= Dortmund–Duisburg railway =

The Dortmund–Duisburg railway can mean various railways, which traverse the Ruhr area in an east–west direction:
- 1845 ~ 1847: The oldest is the Duisburg–Dortmund railway, part of the original route of the former Cologne-Minden Railway Company in the northern Ruhr.
- 1862 ~ 1860: The next was the central Witten/Dortmund–Oberhausen/Duisburg railway opened by the former Bergisch-Märkische Railway Company.
- 1866 ~ 1874: It was followed by the (largely) southern Osterath–Dortmund Süd railway (including a branch line to Duisburg Hbf) of the former Rhenish Railway Company.
- 1866 ~ 1874: At the same time, the Cologne-Minden Railway Company built the Duisburg-Ruhrort–Dortmund railway parallel to its main line; it is also called the "Emscher Valley Railway" (Emschertalbahn) because of its alignment along the Emscher.

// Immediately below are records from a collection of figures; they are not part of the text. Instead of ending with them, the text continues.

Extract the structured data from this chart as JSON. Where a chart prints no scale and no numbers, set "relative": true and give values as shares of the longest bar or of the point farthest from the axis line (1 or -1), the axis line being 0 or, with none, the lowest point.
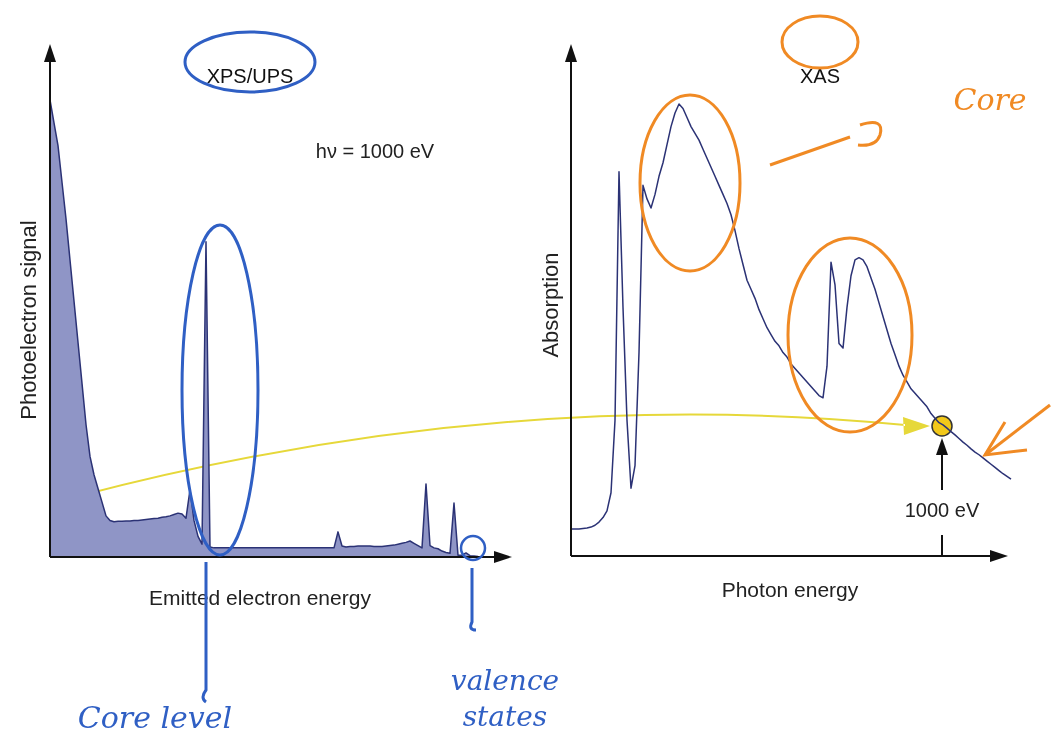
{
  "chart_data": [
    {
      "type": "area",
      "title": "XPS/UPS",
      "xlabel": "Emitted electron energy",
      "ylabel": "Photoelectron signal",
      "relative": true,
      "annotations": [
        "hν = 1000 eV",
        "Core level",
        "valence states"
      ],
      "categories": [
        null,
        null,
        null,
        null,
        null,
        null,
        null,
        null,
        null,
        null,
        null,
        null,
        null,
        null,
        null,
        null,
        null,
        null,
        null,
        null,
        null,
        null,
        null,
        null,
        null,
        null,
        null,
        null,
        null,
        null,
        null,
        null,
        null,
        null,
        null,
        null,
        null,
        null,
        null,
        null,
        null,
        null,
        null,
        null,
        null,
        null,
        null,
        null,
        null,
        null,
        null,
        null,
        null,
        null,
        null,
        null,
        null,
        null,
        null,
        null,
        null,
        null,
        null,
        null,
        null,
        null,
        null,
        null,
        null,
        null,
        null,
        null,
        null,
        null,
        null,
        null,
        null,
        null,
        null,
        null,
        null,
        null,
        null,
        null,
        null,
        null,
        null,
        null,
        null,
        null,
        null,
        null,
        null,
        null,
        null,
        null,
        null,
        null,
        null,
        null,
        null,
        null,
        null,
        null,
        null,
        null,
        null,
        null
      ],
      "series": [
        {
          "color": "#2b3275",
          "values": [
            1.0,
            0.95,
            0.9,
            0.82,
            0.74,
            0.65,
            0.56,
            0.47,
            0.38,
            0.29,
            0.22,
            0.18,
            0.15,
            0.12,
            0.09,
            0.08,
            0.077,
            0.078,
            0.078,
            0.079,
            0.079,
            0.08,
            0.08,
            0.081,
            0.082,
            0.083,
            0.084,
            0.085,
            0.087,
            0.088,
            0.09,
            0.093,
            0.096,
            0.094,
            0.085,
            0.147,
            0.08,
            0.045,
            0.028,
            0.69,
            0.022,
            0.02,
            0.02,
            0.02,
            0.02,
            0.02,
            0.02,
            0.02,
            0.02,
            0.02,
            0.02,
            0.02,
            0.02,
            0.02,
            0.02,
            0.02,
            0.02,
            0.02,
            0.02,
            0.02,
            0.02,
            0.02,
            0.02,
            0.02,
            0.02,
            0.02,
            0.02,
            0.02,
            0.02,
            0.02,
            0.02,
            0.02,
            0.055,
            0.024,
            0.022,
            0.023,
            0.023,
            0.024,
            0.024,
            0.024,
            0.024,
            0.023,
            0.023,
            0.023,
            0.024,
            0.025,
            0.026,
            0.028,
            0.03,
            0.032,
            0.035,
            0.03,
            0.025,
            0.02,
            0.16,
            0.025,
            0.02,
            0.018,
            0.013,
            0.01,
            0.008,
            0.118,
            0.004,
            0.004,
            0.009,
            0.003,
            0.002,
            0.001
          ]
        }
      ]
    },
    {
      "type": "line",
      "title": "XAS",
      "xlabel": "Photon energy",
      "ylabel": "Absorption",
      "relative": true,
      "annotations": [
        "Core",
        "1000 eV"
      ],
      "categories": [
        null,
        null,
        null,
        null,
        null,
        null,
        null,
        null,
        null,
        null,
        null,
        null,
        null,
        null,
        null,
        null,
        null,
        null,
        null,
        null,
        null,
        null,
        null,
        null,
        null,
        null,
        null,
        null,
        null,
        null,
        null,
        null,
        null,
        null,
        null,
        null,
        null,
        null,
        null,
        null,
        null,
        null,
        null,
        null,
        null,
        null,
        null,
        null,
        null,
        null,
        null,
        null,
        null,
        null,
        null,
        null,
        null,
        null,
        null,
        null,
        null,
        null,
        null,
        null,
        null,
        null,
        null,
        null,
        null,
        null,
        null,
        null,
        null,
        null,
        null,
        null,
        null,
        null,
        null,
        null,
        null,
        null,
        null,
        null,
        null,
        null,
        null,
        null,
        null,
        null,
        null,
        null,
        null,
        null,
        null,
        null,
        null,
        null,
        null,
        null,
        null,
        null,
        null,
        null,
        null,
        null,
        null,
        null,
        null,
        null,
        null
      ],
      "series": [
        {
          "color": "#2b3275",
          "values": [
            0.06,
            0.06,
            0.06,
            0.061,
            0.062,
            0.064,
            0.068,
            0.075,
            0.085,
            0.1,
            0.14,
            0.3,
            0.85,
            0.55,
            0.3,
            0.15,
            0.2,
            0.45,
            0.82,
            0.79,
            0.77,
            0.8,
            0.84,
            0.87,
            0.91,
            0.95,
            0.98,
            1.0,
            0.99,
            0.97,
            0.95,
            0.935,
            0.92,
            0.9,
            0.88,
            0.86,
            0.84,
            0.82,
            0.8,
            0.78,
            0.755,
            0.72,
            0.68,
            0.645,
            0.61,
            0.59,
            0.57,
            0.545,
            0.525,
            0.505,
            0.49,
            0.475,
            0.465,
            0.45,
            0.44,
            0.425,
            0.415,
            0.405,
            0.395,
            0.385,
            0.375,
            0.365,
            0.355,
            0.35,
            0.42,
            0.65,
            0.6,
            0.47,
            0.46,
            0.55,
            0.62,
            0.655,
            0.66,
            0.655,
            0.64,
            0.615,
            0.59,
            0.56,
            0.53,
            0.5,
            0.47,
            0.445,
            0.42,
            0.4,
            0.385,
            0.37,
            0.36,
            0.35,
            0.34,
            0.33,
            0.315,
            0.305,
            0.295,
            0.29,
            0.283,
            0.275,
            0.268,
            0.26,
            0.252,
            0.245,
            0.237,
            0.23,
            0.224,
            0.217,
            0.21,
            0.203,
            0.196,
            0.189,
            0.182,
            0.176,
            0.17
          ]
        }
      ]
    }
  ]
}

In addition, there are two other railway lines running east–west through the Ruhr:
- 1867 ~ 1880: The shortest is the Bochum–Essen/Oberhausen railway of the Bergisch-Märkische Railway Company, which was built through the valley of the Emscher and is also known as the "Emscher Valley Railway".
- 1878 ~ 1880: The youngest is the Welver–Sterkrade railway of the former Royal Westphalian Railway Company, also called the "Emscher Valley Railway", which is why the last three lines are often confused.